That means half of the total European wind power capacity has been installed over the past six years.

"It would require burning 72 million tons of coal annually in coal-fired power plants to match Europe's annual wind energy production," EWEA Chief Executive Christian Kjaer said. "Loading that amount of coal on trains would require 750,000 wagons with a combined length of (7,145 miles) -- the distance from Brussels to Buenos Aires."

The European Union passed the 100 gigawatt wind power mark with the addition of several new projects, including the 400 megawatt Anholt offshore wind farm off the coast of Denmark and the 48 megwatt Linowo effort in Poland, the group said.

But whether the wind power industry can keep up anything like its recent growth in the near and medium terms is questionable given investor jitters over greater perceived risks in the face of shifting political attitudes and regulatory challenges.

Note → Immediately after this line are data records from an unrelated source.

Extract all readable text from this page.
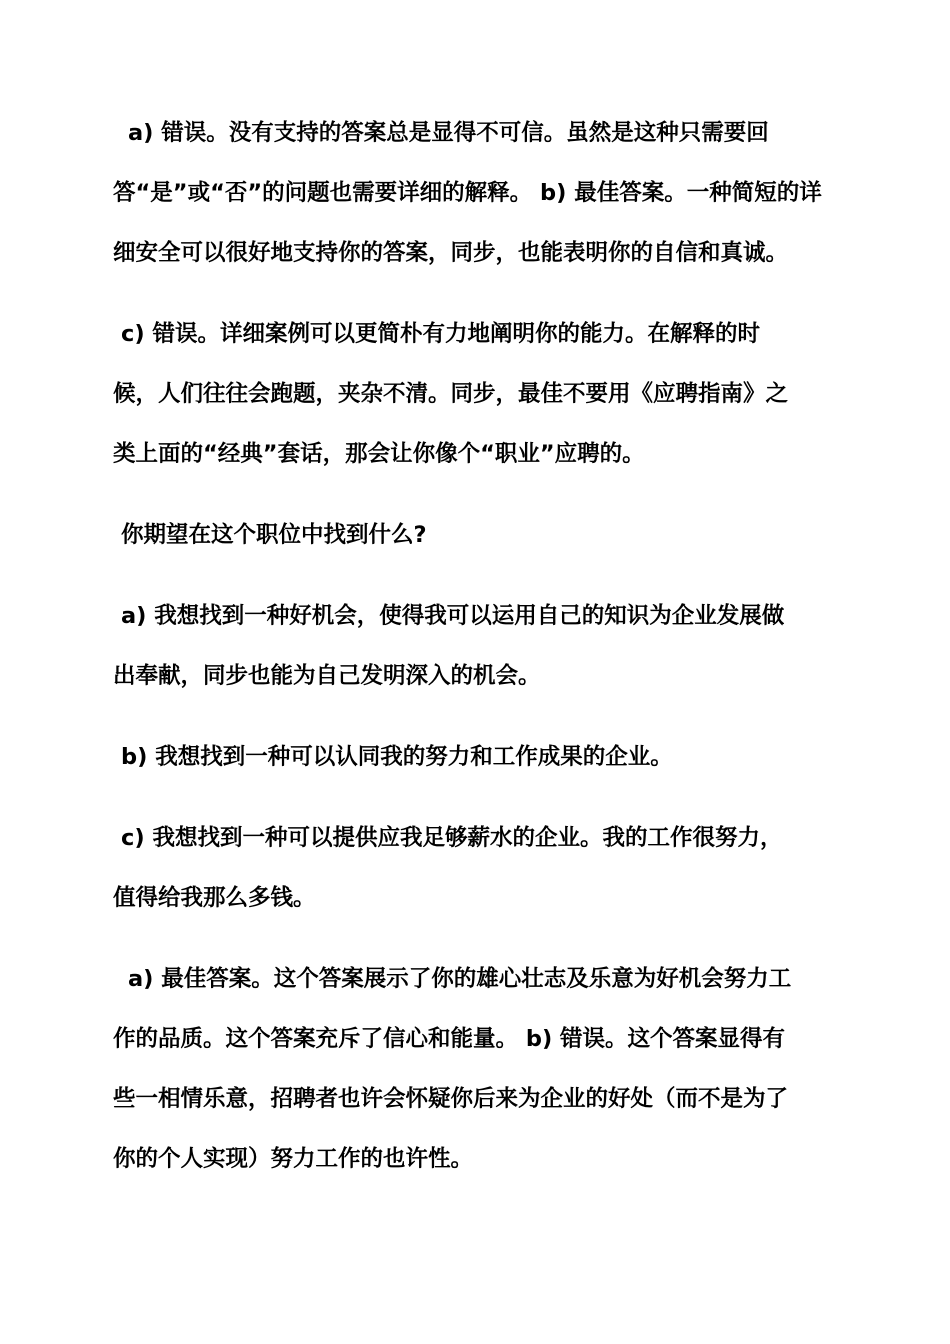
a) 错误。没有支持的答案总是显得不可信。虽然是这种只需要回
答“是”或“否”的问题也需要详细的解释。 b) 最佳答案。一种简短的详
细安全可以很好地支持你的答案，同步，也能表明你的自信和真诚。

c) 错误。详细案例可以更简朴有力地阐明你的能力。在解释的时
候，人们往往会跑题，夹杂不清。同步，最佳不要用《应聘指南》之
类上面的“经典”套话，那会让你像个“职业”应聘的。

你期望在这个职位中找到什么?

a) 我想找到一种好机会，使得我可以运用自己的知识为企业发展做
出奉献，同步也能为自己发明深入的机会。

b) 我想找到一种可以认同我的努力和工作成果的企业。

c) 我想找到一种可以提供应我足够薪水的企业。我的工作很努力，
值得给我那么多钱。

a) 最佳答案。这个答案展示了你的雄心壮志及乐意为好机会努力工
作的品质。这个答案充斥了信心和能量。 b) 错误。这个答案显得有
些一相情乐意，招聘者也许会怀疑你后来为企业的好处（而不是为了
你的个人实现）努力工作的也许性。
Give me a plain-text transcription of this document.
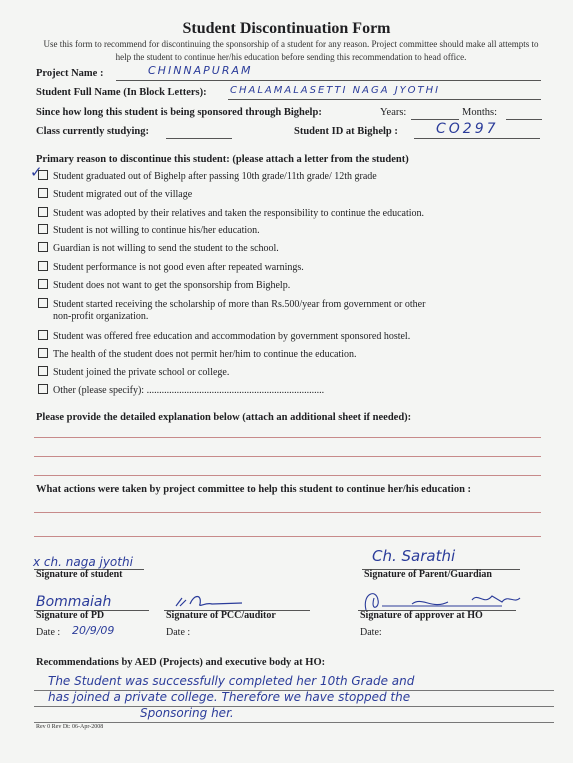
Student Discontinuation Form
Use this form to recommend for discontinuing the sponsorship of a student for any reason. Project committee should make all attempts to help the student to continue her/his education before sending this recommendation to head office.
Project Name :	CHINNAPURAM
Student Full Name (In Block Letters): CHALAMALASETTI NAGA JYOTHI
Since how long this student is being sponsored through Bighelp:	Years:	Months:
Class currently studying:	Student ID at Bighelp :	CO297
Primary reason to discontinue this student: (please attach a letter from the student)
✓	Student graduated out of Bighelp after passing 10th grade/11th grade/ 12th grade
Student migrated out of the village
Student was adopted by their relatives and taken the responsibility to continue the education.
Student is not willing to continue his/her education.
Guardian is not willing to send the student to the school.
Student performance is not good even after repeated warnings.
Student does not want to get the sponsorship from Bighelp.
Student started receiving the scholarship of more than Rs.500/year from government or other
non-profit organization.
Student was offered free education and accommodation by government sponsored hostel.
The health of the student does not permit her/him to continue the education.
Student joined the private school or college.
Other (please specify): .......................................................................
Please provide the detailed explanation below (attach an additional sheet if needed):
What actions were taken by project committee to help this student to continue her/his education :
x ch. naga jyothi
Signature of student
Ch. Sarathi
Signature of Parent/Guardian
Bommaiah
Signature of PD
Date : 20/9/09
Signature of PCC/auditor
Date :
Signature of approver at HO
Date:
Recommendations by AED (Projects) and executive body at HO:
The Student was successfully completed her 10th Grade and
has joined a private college. Therefore we have stopped the
Sponsoring her.
Rev 0 Rev Dt: 06-Apr-2008
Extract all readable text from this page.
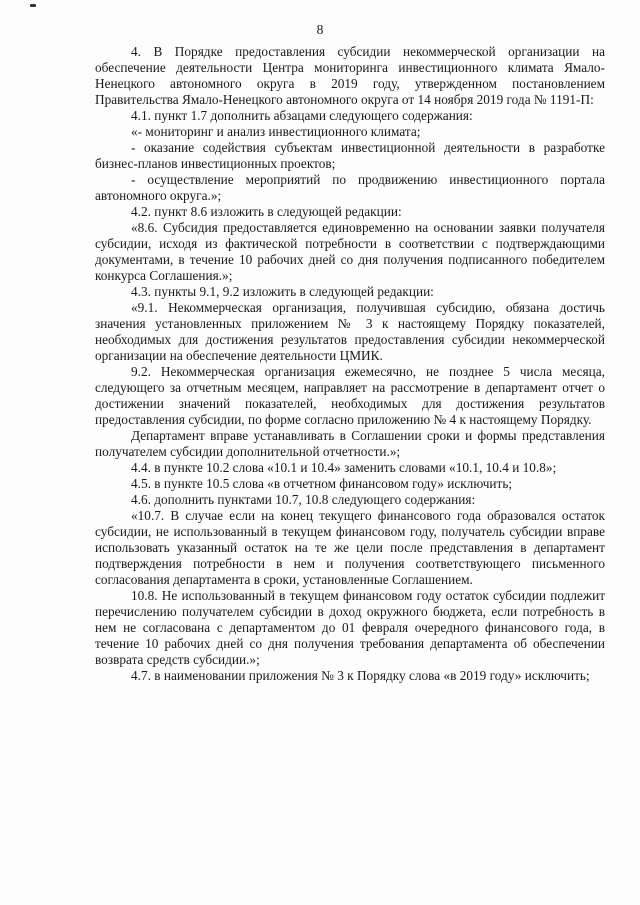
8

4. В Порядке предоставления субсидии некоммерческой организации на обеспечение деятельности Центра мониторинга инвестиционного климата Ямало-Ненецкого автономного округа в 2019 году, утвержденном постановлением Правительства Ямало-Ненецкого автономного округа от 14 ноября 2019 года № 1191-П:

4.1. пункт 1.7 дополнить абзацами следующего содержания:

«- мониторинг и анализ инвестиционного климата;

- оказание содействия субъектам инвестиционной деятельности в разработке бизнес-планов инвестиционных проектов;

- осуществление мероприятий по продвижению инвестиционного портала автономного округа.»;

4.2. пункт 8.6 изложить в следующей редакции:

«8.6. Субсидия предоставляется единовременно на основании заявки получателя субсидии, исходя из фактической потребности в соответствии с подтверждающими документами, в течение 10 рабочих дней со дня получения подписанного победителем конкурса Соглашения.»;

4.3. пункты 9.1, 9.2 изложить в следующей редакции:

«9.1. Некоммерческая организация, получившая субсидию, обязана достичь значения установленных приложением № 3 к настоящему Порядку показателей, необходимых для достижения результатов предоставления субсидии некоммерческой организации на обеспечение деятельности ЦМИК.

9.2. Некоммерческая организация ежемесячно, не позднее 5 числа месяца, следующего за отчетным месяцем, направляет на рассмотрение в департамент отчет о достижении значений показателей, необходимых для достижения результатов предоставления субсидии, по форме согласно приложению № 4 к настоящему Порядку.

Департамент вправе устанавливать в Соглашении сроки и формы представления получателем субсидии дополнительной отчетности.»;

4.4. в пункте 10.2 слова «10.1 и 10.4» заменить словами «10.1, 10.4 и 10.8»;

4.5. в пункте 10.5 слова «в отчетном финансовом году» исключить;

4.6. дополнить пунктами 10.7, 10.8 следующего содержания:

«10.7. В случае если на конец текущего финансового года образовался остаток субсидии, не использованный в текущем финансовом году, получатель субсидии вправе использовать указанный остаток на те же цели после представления в департамент подтверждения потребности в нем и получения соответствующего письменного согласования департамента в сроки, установленные Соглашением.

10.8. Не использованный в текущем финансовом году остаток субсидии подлежит перечислению получателем субсидии в доход окружного бюджета, если потребность в нем не согласована с департаментом до 01 февраля очередного финансового года, в течение 10 рабочих дней со дня получения требования департамента об обеспечении возврата средств субсидии.»;

4.7. в наименовании приложения № 3 к Порядку слова «в 2019 году» исключить;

Due to the debt crisis and reduced electricity demand from the recession, EU member governments are cutting subsidies for wind power as they institute austerity measures, thus putting their future in doubt.

The EU and key member nations such as Britain have yet to commit to any binding decarbonization targets past 2020 -- something backers say is needed to fuel investor confidence in the long-term viability of the industry, the EWEA says.

Plus, it added, plans for the establishment of an EU-wide "single energy market" by 2014 -- which is meant in part to benefit an influx of new renewable generation sources -- isn't like to meet the deadline.

In December, the 27 EU members committed themselves to completing a single market for electricity and gas by January 2014, under which Europe's piecemeal energy markets would be integrated and made more transparent for consumers at an anticipated savings of $17 billion annually.

Also worrying potential investors are less-than-hoped-for power production figures from existing wind farms, the Swedish renewable energy journal Recharge reported.

Financiers attending a London renewable energy conference last week complained wind power developers have routinely overestimated the amount of electricity production from wind farms, thus driving up the cost of financing new projects.

"When a wind consultant tells us what we can expect to come from our wind farms, our tendency is not to believe them," Andrew Marsden, managing director in Europe for GE Energy Financial Services, told the publication. "The only place where the wind has been significantly better than we expected is Hawaii."